The Fedora is installed on a laptop with a ABNT2, the specific type of the keyboard is “Portuguese (Brazil, IBM/Lenovo Thinkpad”.
During my Fedora installation setup, I selected language “English”. When selecting the keyboard model, I added the above Brazilian type, but I also added an “English (US, intl., with dead keys)”, because I knew I was going to use the fedora with a wireless keyboard.
My keyboard model is MX Keys Logi, btw. I tried with other keyboards and the problem persists.
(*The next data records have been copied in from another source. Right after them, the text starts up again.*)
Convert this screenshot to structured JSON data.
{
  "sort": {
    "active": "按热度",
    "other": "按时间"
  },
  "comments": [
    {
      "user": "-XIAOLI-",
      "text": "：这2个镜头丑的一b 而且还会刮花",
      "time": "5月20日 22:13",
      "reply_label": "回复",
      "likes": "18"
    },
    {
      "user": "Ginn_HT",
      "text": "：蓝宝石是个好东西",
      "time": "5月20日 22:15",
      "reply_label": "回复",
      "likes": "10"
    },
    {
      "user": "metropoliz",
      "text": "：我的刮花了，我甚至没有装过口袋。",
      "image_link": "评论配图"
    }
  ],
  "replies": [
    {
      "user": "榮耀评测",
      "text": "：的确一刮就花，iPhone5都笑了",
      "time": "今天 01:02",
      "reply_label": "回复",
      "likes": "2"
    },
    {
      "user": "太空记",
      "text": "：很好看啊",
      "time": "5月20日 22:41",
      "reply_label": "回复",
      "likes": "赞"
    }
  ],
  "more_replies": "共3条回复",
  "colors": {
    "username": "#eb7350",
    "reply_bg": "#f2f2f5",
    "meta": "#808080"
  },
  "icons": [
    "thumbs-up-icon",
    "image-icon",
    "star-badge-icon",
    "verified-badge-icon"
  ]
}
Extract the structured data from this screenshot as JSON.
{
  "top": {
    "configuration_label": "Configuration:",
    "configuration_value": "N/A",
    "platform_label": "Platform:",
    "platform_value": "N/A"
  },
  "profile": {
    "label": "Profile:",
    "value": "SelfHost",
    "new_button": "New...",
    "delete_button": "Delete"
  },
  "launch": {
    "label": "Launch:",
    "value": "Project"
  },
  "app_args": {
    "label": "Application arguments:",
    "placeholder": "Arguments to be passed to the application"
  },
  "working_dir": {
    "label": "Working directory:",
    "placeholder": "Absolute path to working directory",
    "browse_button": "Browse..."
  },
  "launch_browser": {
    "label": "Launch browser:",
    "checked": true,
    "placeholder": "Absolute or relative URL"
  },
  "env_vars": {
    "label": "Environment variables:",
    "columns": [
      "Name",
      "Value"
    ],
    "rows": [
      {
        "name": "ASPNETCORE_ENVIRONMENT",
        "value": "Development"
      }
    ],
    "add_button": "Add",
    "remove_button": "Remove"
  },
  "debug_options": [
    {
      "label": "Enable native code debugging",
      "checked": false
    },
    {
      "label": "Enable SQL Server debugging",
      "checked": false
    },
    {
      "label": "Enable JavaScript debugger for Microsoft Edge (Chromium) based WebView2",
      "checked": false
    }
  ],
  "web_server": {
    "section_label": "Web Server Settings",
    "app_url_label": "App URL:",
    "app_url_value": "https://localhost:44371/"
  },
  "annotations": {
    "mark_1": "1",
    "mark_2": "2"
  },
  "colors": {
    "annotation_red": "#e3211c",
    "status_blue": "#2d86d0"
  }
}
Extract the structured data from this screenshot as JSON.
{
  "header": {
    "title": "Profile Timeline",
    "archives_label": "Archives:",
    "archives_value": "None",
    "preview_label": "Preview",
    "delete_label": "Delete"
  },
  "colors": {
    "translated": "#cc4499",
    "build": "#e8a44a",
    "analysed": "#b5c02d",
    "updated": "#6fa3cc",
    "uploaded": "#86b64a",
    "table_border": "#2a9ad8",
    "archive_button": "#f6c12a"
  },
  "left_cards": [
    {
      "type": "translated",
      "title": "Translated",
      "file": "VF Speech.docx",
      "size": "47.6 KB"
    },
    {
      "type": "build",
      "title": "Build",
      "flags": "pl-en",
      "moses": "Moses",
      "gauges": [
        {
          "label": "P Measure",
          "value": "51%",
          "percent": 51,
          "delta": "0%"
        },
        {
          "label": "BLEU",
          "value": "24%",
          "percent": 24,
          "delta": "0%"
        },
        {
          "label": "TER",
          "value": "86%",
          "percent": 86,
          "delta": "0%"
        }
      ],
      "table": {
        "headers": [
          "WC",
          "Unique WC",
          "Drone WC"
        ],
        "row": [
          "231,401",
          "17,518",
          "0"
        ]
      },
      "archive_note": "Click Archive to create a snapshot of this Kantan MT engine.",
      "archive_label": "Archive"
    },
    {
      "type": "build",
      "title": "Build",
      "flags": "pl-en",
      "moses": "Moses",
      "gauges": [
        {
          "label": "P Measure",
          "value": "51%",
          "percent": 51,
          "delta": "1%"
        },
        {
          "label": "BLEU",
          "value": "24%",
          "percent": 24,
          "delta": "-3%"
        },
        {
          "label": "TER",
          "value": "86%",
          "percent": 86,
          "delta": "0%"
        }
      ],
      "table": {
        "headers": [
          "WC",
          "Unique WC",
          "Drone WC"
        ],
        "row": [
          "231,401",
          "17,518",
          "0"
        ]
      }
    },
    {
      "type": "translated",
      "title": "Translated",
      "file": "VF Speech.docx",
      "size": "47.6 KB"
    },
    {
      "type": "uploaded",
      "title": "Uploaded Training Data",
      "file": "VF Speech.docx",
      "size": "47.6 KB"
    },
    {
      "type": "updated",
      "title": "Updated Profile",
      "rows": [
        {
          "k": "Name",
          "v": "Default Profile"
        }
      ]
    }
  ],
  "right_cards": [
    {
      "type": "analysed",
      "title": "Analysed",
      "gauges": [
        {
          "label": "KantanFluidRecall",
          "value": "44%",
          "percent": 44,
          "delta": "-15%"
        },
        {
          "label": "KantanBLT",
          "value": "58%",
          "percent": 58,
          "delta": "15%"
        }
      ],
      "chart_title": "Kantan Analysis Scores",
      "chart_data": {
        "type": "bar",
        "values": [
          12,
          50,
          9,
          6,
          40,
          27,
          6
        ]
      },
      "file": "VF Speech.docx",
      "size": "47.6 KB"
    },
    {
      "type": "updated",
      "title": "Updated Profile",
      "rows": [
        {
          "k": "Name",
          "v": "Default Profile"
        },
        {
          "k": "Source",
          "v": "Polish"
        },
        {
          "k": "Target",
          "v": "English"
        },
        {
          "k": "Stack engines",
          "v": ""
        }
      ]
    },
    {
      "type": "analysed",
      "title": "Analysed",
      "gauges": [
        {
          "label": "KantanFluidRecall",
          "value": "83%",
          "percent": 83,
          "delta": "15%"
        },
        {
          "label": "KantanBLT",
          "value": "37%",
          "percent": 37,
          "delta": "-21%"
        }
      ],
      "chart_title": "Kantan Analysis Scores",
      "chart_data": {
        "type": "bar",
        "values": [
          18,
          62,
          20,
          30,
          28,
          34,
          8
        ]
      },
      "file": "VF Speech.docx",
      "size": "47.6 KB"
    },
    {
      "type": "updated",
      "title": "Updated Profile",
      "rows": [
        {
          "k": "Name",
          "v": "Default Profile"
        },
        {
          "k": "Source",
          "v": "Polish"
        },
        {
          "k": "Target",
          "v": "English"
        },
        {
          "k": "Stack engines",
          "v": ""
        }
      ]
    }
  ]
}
I recently discovered that a co-worker, who also installed the very same Fedora at a machine identical to mine, doesn’t have the same problem, @vwbusguy . The difference is that he installed the Fedora with only the Brazilian keyboard. When he decided to use his external keyboard, after Fedora was already installed and updated with the latest upgrades, he added an English US international layout. So, maybe that’s the cause of all of this, and it would explain as well why you couldn’t reproduce it.
So, after hearing my co-worker’s story, I decided to check the laptop keyboard right control key, using obviously the correct layout, the Brazilian one. To my dismay, I discovered that the right control key also types a ‘/’ instead of working as a control key. So, it appears that somehow the bug is in the Brazilian keyboard, and somehow it is affecting the other layout (would that even be possible?). I’m not sure why, or how to fix it.
Regarding input methods, I only have the two keyboards config I just talked about. And this is necessary because the built-in keyboard in the laptop is different from my external keyboard. Btw, I use Quick Lang Switch gnome extension to switch between them, not sure if this affects anything. If you also have multiple keyboards, @lilywhite, maybe the problem you mention is similar to mine?
As for the English variants, I was referring to the ones compatible with my US international keyboard, so there are other types, such as the non-international, without dead keys, etc, that also are compatible with my keyboard.